Across common mental disorders, people with substance use disorders faced the greatest challenges in receiving treatment. Over the last several years, progress has been made in increasing treatment of adults with depression.47 These gains reflect the combined efforts of policymakers, advocates, patients, and clinicians. As the opioid crisis continues, such progress should inspire broader initiatives to promote public acceptance of mental health and substance use treatment, reform payment approaches to reimburse costs of providing adequate care, and develop a behavioral health care workforce capable of narrowing gaps in unmet need for treatment.

Submitted: August 17, 2018; accepted January 21, 2019.

Published online: May 28, 2019.

Disclosure of off-label usage: The authors have determined that, to the best of their knowledge, no investigational information about pharmaceutical agents that is outside US Food and Drug Administration-approved labeling has been presented in this article.

Financial disclosure: Dr Blanco’s work on this manuscript was part of his previous employment at Columbia University. Drs Olfson, Wall, and Grant and Ms Liu have no personal affiliations or financial relationships with any commercial interest to disclose relative to the article.

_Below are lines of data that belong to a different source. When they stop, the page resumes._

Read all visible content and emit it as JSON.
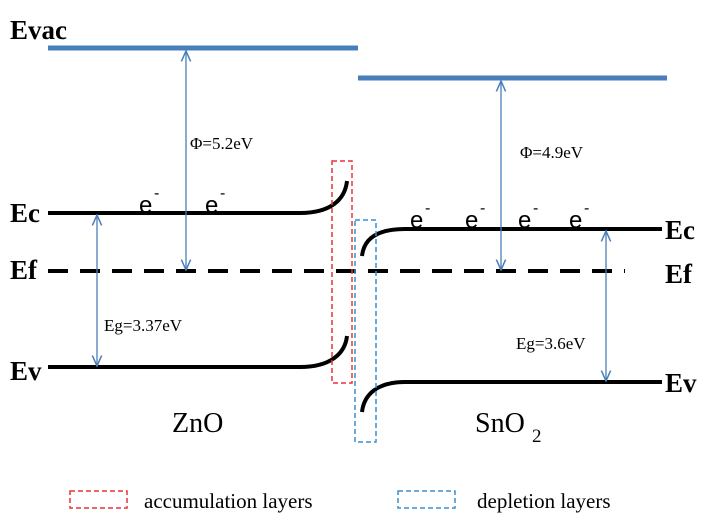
{
  "colors": {
    "vacuum_level": "#4a7ebb",
    "band": "#000000",
    "arrow": "#4a7ebb",
    "accumulation_box": "#e8323c",
    "depletion_box": "#3a8fd0"
  },
  "labels": {
    "evac": "Evac",
    "ec_left": "Ec",
    "ef_left": "Ef",
    "ev_left": "Ev",
    "ec_right": "Ec",
    "ef_right": "Ef",
    "ev_right": "Ev",
    "phi_left": "Φ=5.2eV",
    "phi_right": "Φ=4.9eV",
    "eg_left": "Eg=3.37eV",
    "eg_right": "Eg=3.6eV",
    "material_left": "ZnO",
    "material_right_base": "SnO",
    "material_right_sub": "2",
    "electron": "e",
    "electron_charge": "-"
  },
  "legend": {
    "accumulation": "accumulation layers",
    "depletion": "depletion layers"
  }
}
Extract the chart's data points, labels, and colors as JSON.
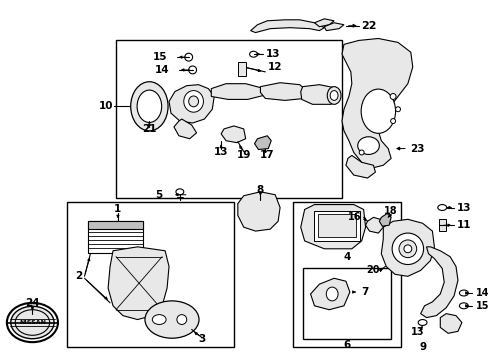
{
  "bg_color": "#ffffff",
  "fig_width": 4.89,
  "fig_height": 3.6,
  "dpi": 100,
  "line_color": "#000000",
  "gray_fill": "#e8e8e8",
  "dark_gray": "#c0c0c0"
}
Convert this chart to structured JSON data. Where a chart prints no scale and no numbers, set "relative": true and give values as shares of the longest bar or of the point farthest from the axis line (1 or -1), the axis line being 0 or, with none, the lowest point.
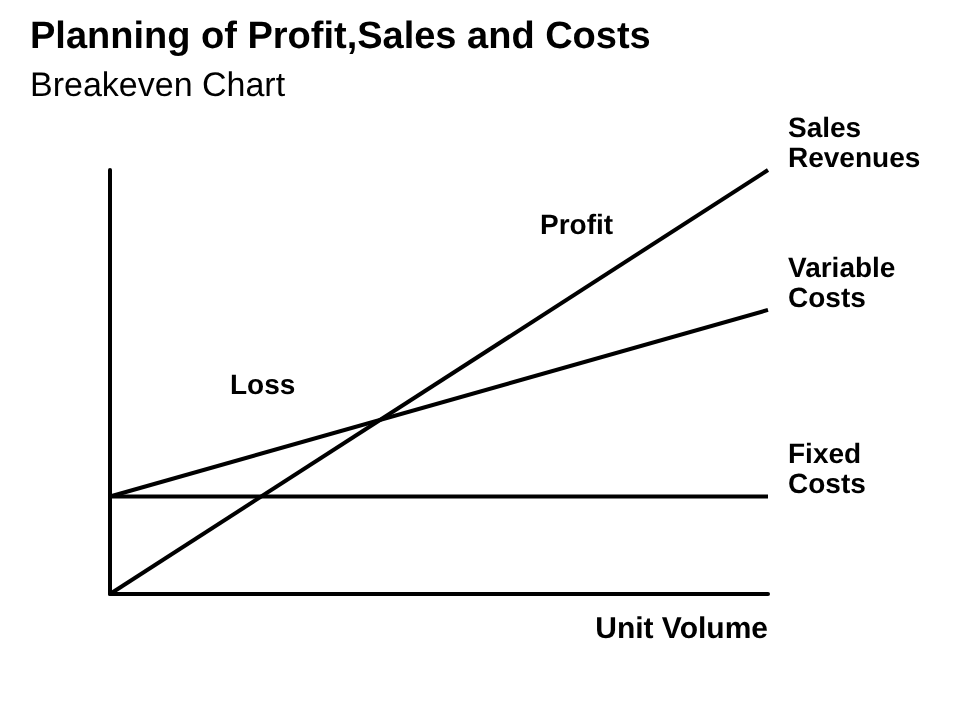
{
  "chart_data": {
    "type": "line",
    "title": "Planning of Profit,Sales and Costs",
    "subtitle": "Breakeven Chart",
    "xlabel": "Unit Volume",
    "relative": true,
    "categories": [
      null,
      null
    ],
    "series": [
      {
        "name": "Sales Revenues",
        "color": "#000000",
        "values": [
          0,
          1
        ]
      },
      {
        "name": "Variable Costs",
        "color": "#000000",
        "values": [
          0.23,
          0.67
        ]
      },
      {
        "name": "Fixed Costs",
        "color": "#000000",
        "values": [
          0.23,
          0.23
        ]
      }
    ],
    "annotations": [
      "Profit",
      "Loss"
    ],
    "grid": false,
    "legend": false,
    "line_style": "solid"
  }
}
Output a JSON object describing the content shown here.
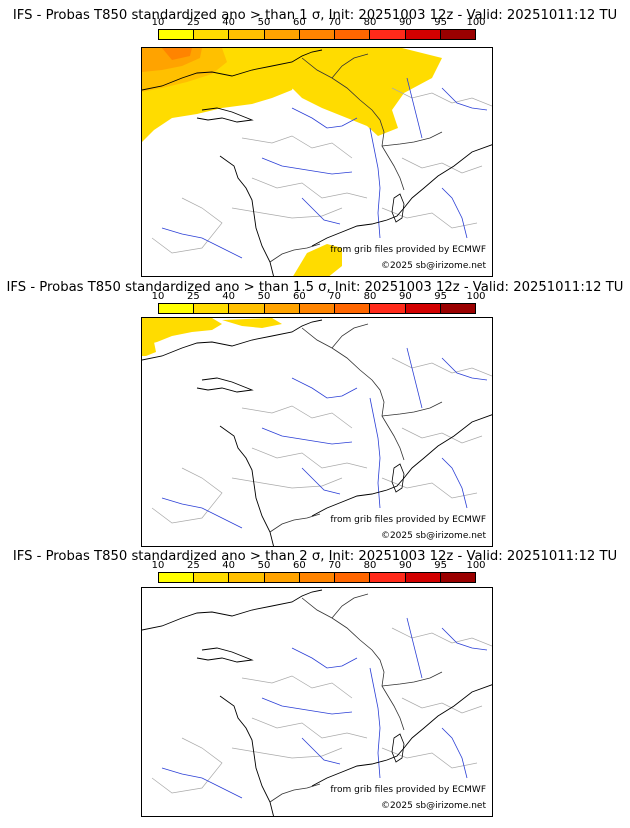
{
  "colorbar": {
    "ticks": [
      "10",
      "25",
      "40",
      "50",
      "60",
      "70",
      "80",
      "90",
      "95",
      "100"
    ],
    "colors": [
      "#ffff00",
      "#ffdc00",
      "#ffc000",
      "#ffa300",
      "#ff8400",
      "#ff6600",
      "#ff2a1a",
      "#d20000",
      "#9a0000",
      "#620000"
    ]
  },
  "panels": [
    {
      "title": "IFS - Probas T850  standardized ano > than 1 σ, Init: 20251003 12z - Valid: 20251011:12 TU",
      "credit_source": "from grib files provided by ECMWF",
      "credit_copyright": "©2025 sb@irizome.net",
      "probability_shading": "high"
    },
    {
      "title": "IFS - Probas T850  standardized ano > than 1.5 σ, Init: 20251003 12z - Valid: 20251011:12 TU",
      "credit_source": "from grib files provided by ECMWF",
      "credit_copyright": "©2025 sb@irizome.net",
      "probability_shading": "low"
    },
    {
      "title": "IFS - Probas T850  standardized ano > than 2 σ, Init: 20251003 12z - Valid: 20251011:12 TU",
      "credit_source": "from grib files provided by ECMWF",
      "credit_copyright": "©2025 sb@irizome.net",
      "probability_shading": "none"
    }
  ]
}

Funding/support: Work on this manuscript was supported by National Institutes of Health grant DA019606 (Drs Olfson and Wall and Ms Liu). The National Epidemiologic Survey on Alcohol and Related Conditions was sponsored by the National Institute on Alcohol Abuse and Alcoholism (NIAAA) and funded, in part, by the Intramural Program, NIAAA, National Institutes of Health.

Role of the sponsor: The sponsors had no additional role in the design and conduct of the study; collection, management, analysis, and interpretation of the data; and preparation, review, or approval of the manuscript.

Disclaimer: The views expressed in this manuscript are those of the authors and do not necessarily represent those of National Institutes of Health and Human Services or the US Government.